12. A facial expression capturing system (100) for measuring pain levels experienced by a human, the system (100) comprising: a) a flexible mask (102) contoured to at least partially cover one side of the human's face (114), the mask having an eye recess or opening (115) disposed between an elongated forehead portion (116) of the mask, which is above the eye recess (115), and a cheek portion (117) of the mask, which is beneath the eye recess (115);b) six sensor positions located on the mask (102) such that two sensor positions are located laterally on the elongated forehead portion (116) of the mask and the other four sensor positions located on the cheek portion (117) of the mask and situated in a 2 by 2 arrangement;c) two or more sensors (104) embedded in the mask (102), wherein each sensor occupies one of the sensor positions;d) a sensor node (108) disposed on a lateral flap (118) extending from the cheek portion (117) of the mask, wherein the sensor node (108) comprises a processing module and a transmitter (112); ande) connecting leads (106) electrically coupling each of the two or more sensors (104) to the sensor node (108);wherein when the flexible mask is applied to partially cover one side of the human's face, the sensor positions align with pain-related facial muscles in the human's face, wherein the sensors (104) are configured to detect biosignals from underlying facial muscles, wherein the processing module is configured to: (i) receive the biosignals from the plurality of sensors, (ii) analyze the biosignals to deduce facial expressions and monitor pain intensity levels experienced by the subject based on the deduced facial expressions, and (iii) transmit the pain intensity levels to a medical care provider, thus allowing the medical care provider to continually monitor the pain intensity levels experienced by the subject thereby providing effective and efficient pain management.
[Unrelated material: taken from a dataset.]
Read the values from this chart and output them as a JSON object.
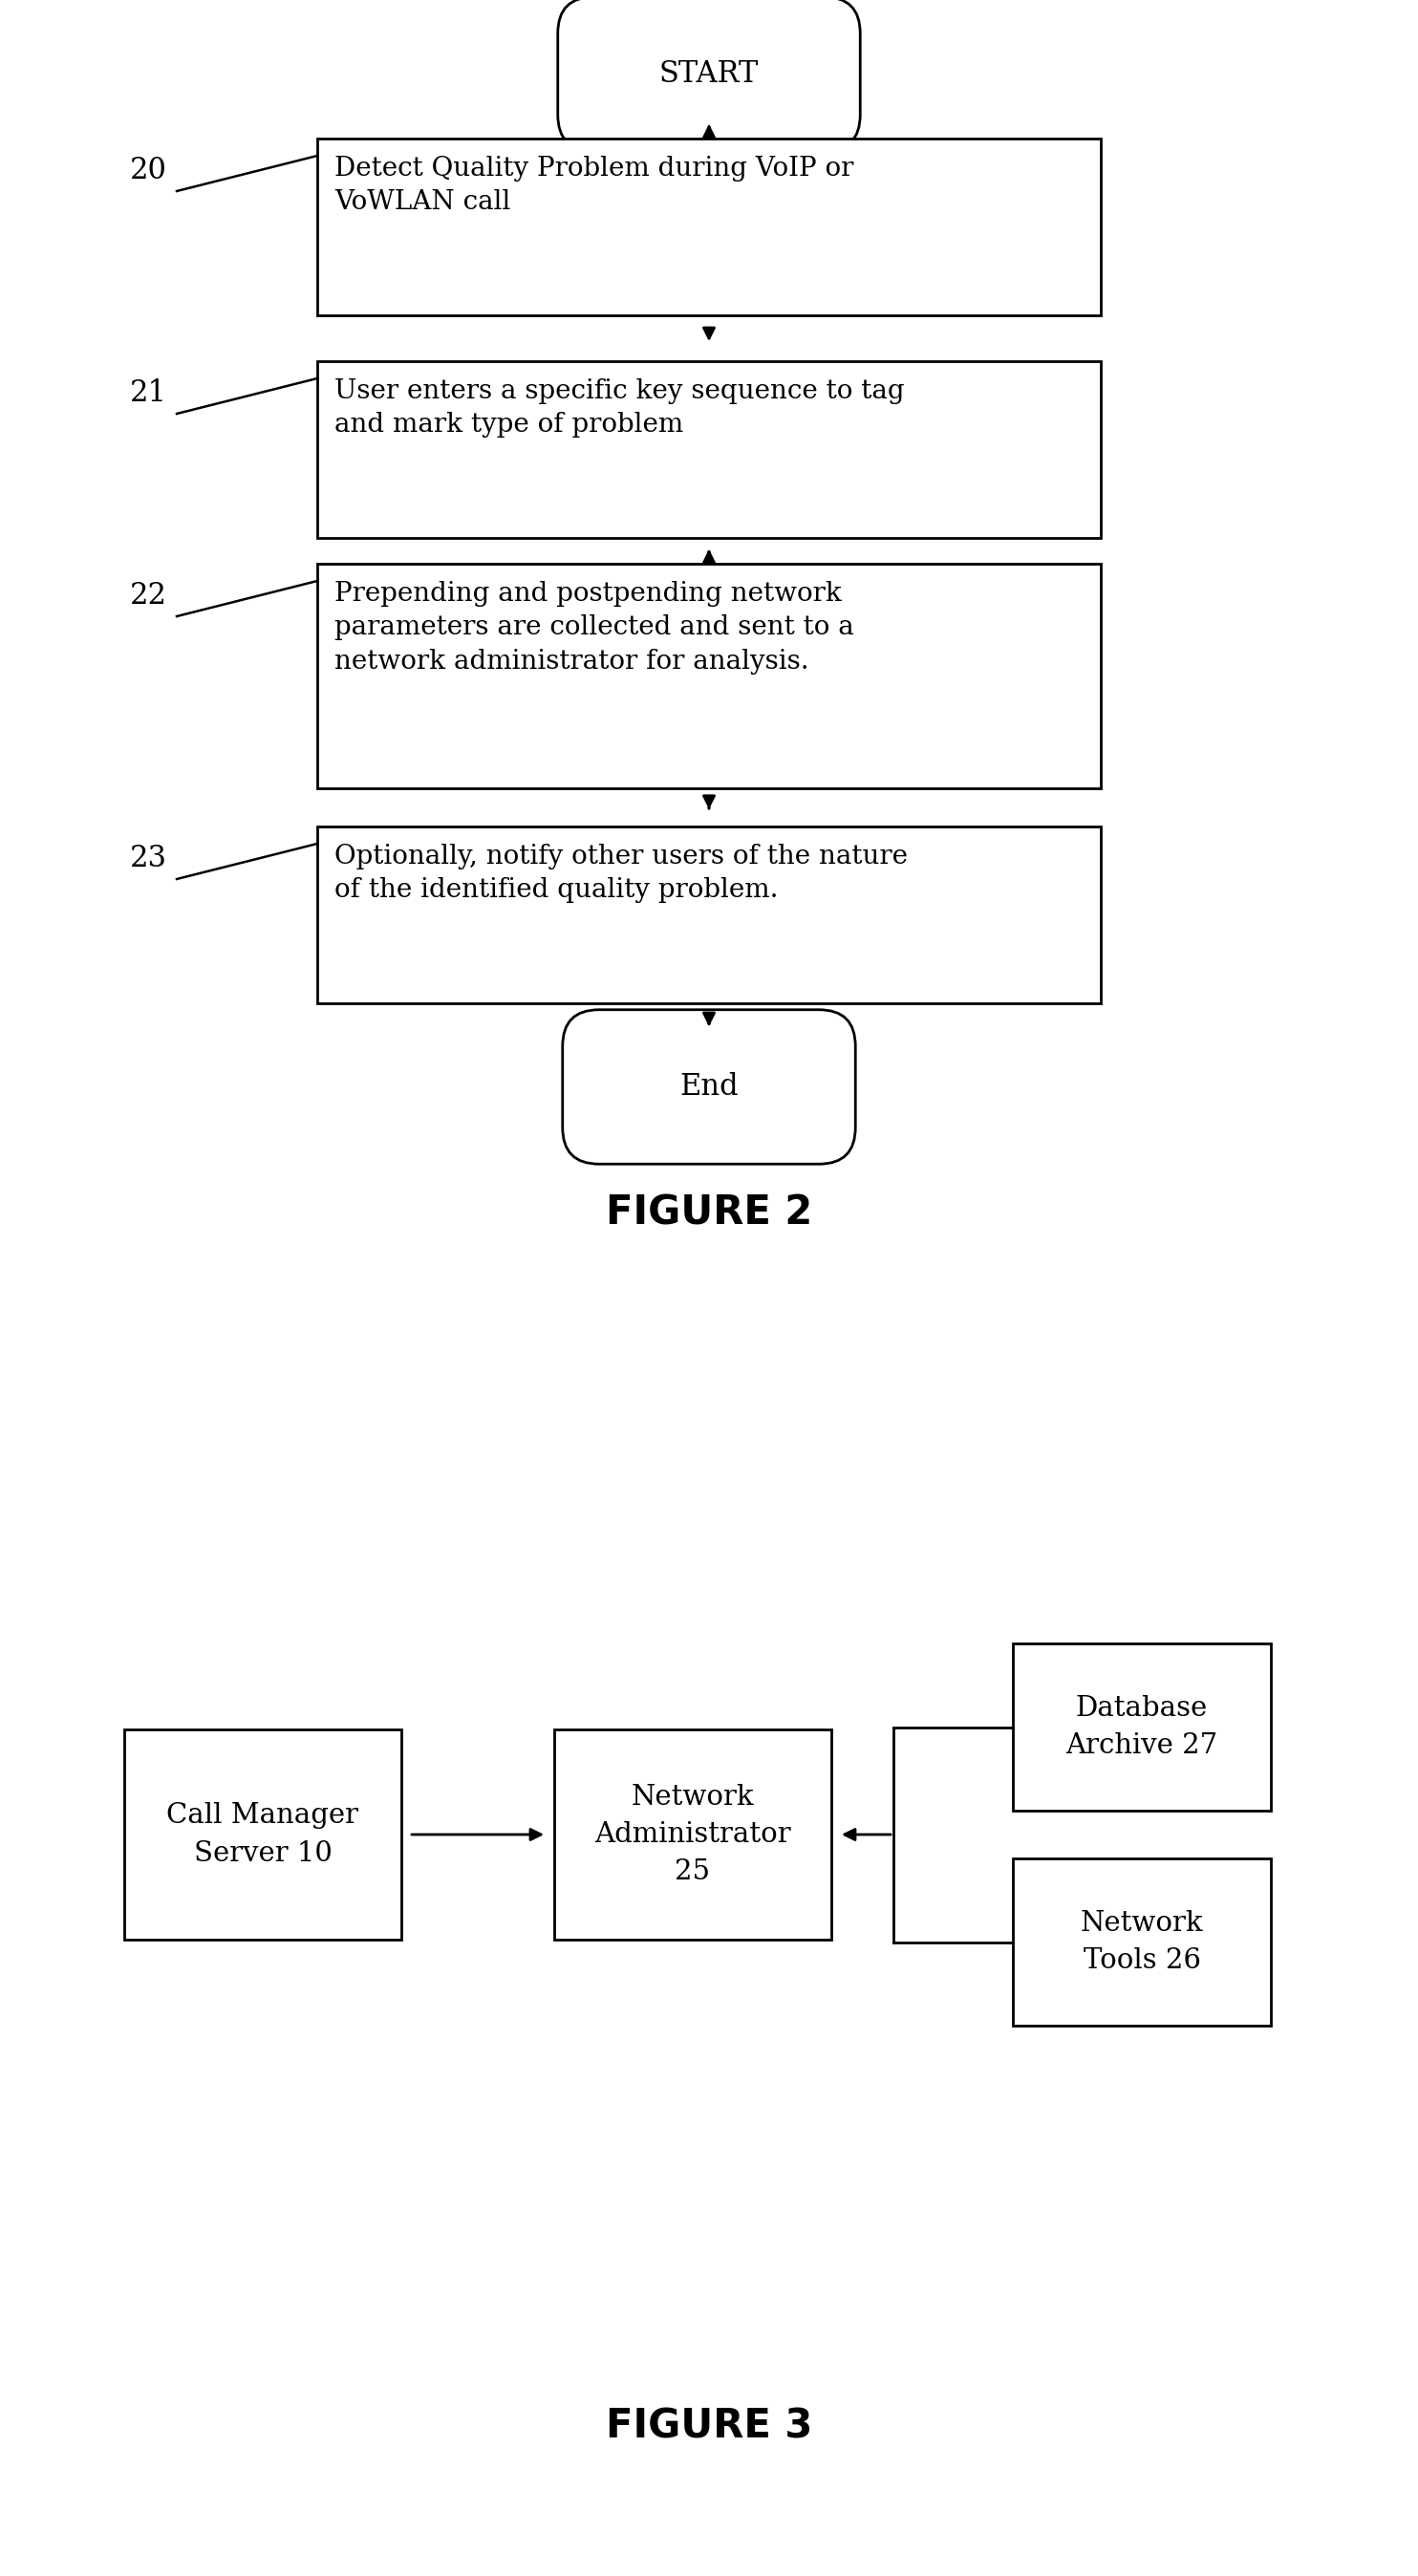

13. The system (100) of claim 12, wherein the flexible mask (102) is composed of polydimethyl silicone elastomer (PDMS).

14. The system (100) of claim 12, wherein the sensors (104) comprise Ag/AgCl electrodes.

15. The system (100) of claim 14, wherein the electrodes are formed on an inner surface of the mask (102) such that the electrodes are directly contacting skin when the mask is placed on the human's face.

16. The system (100) of claim 12, wherein the pain-related facial muscles are frontalis, corrugator, orbicularis oculi, levator, zygomaticus, and risorius.

17. The system (100) of claim 12 comprising two sensors (104), wherein a first sensor occupies a distal-most sensor position located on the forehead portion (116) of the mask, wherein a second sensor occupies a first row and first column of the 2 by 2 arrangement in the cheek portion (117) of the mask, wherein the first sensor detects biosignals from a corrugator facial muscle and the second sensor detects biosignals from a zygomatic facial muscle.

18. The system (100) of claim 12 comprising five sensors (104), wherein a first sensor and a second sensor occupy the two sensor positions on the forehead portion (116) of the mask, wherein a third sensor and a fourth sensor occupy the sensor positions at a first row of the 2 by 2 arrangement in the cheek portion (117) of the mask, wherein a fifth sensor occupies the sensor position at a second row and second column of the 2 by 2 arrangement, wherein the first sensor detects biosignals from a corrugator facial muscle, the second sensor detects biosignals from a frontalis facial muscle, the third sensor detects biosignals from a levator facial muscle, the fourth sensor detects biosignals from an orbicularis oculi facial muscle, and the fifth sensor detects biosignals from a zygomatic facial muscle.

19. The system (100) of claim 12, wherein the facial expressions comprise one or more of a smile, frown, and a wrinkle nose.

20. The system (100) of claim 12, wherein the biosignals comprise surface electromyogram (sEMG) signals.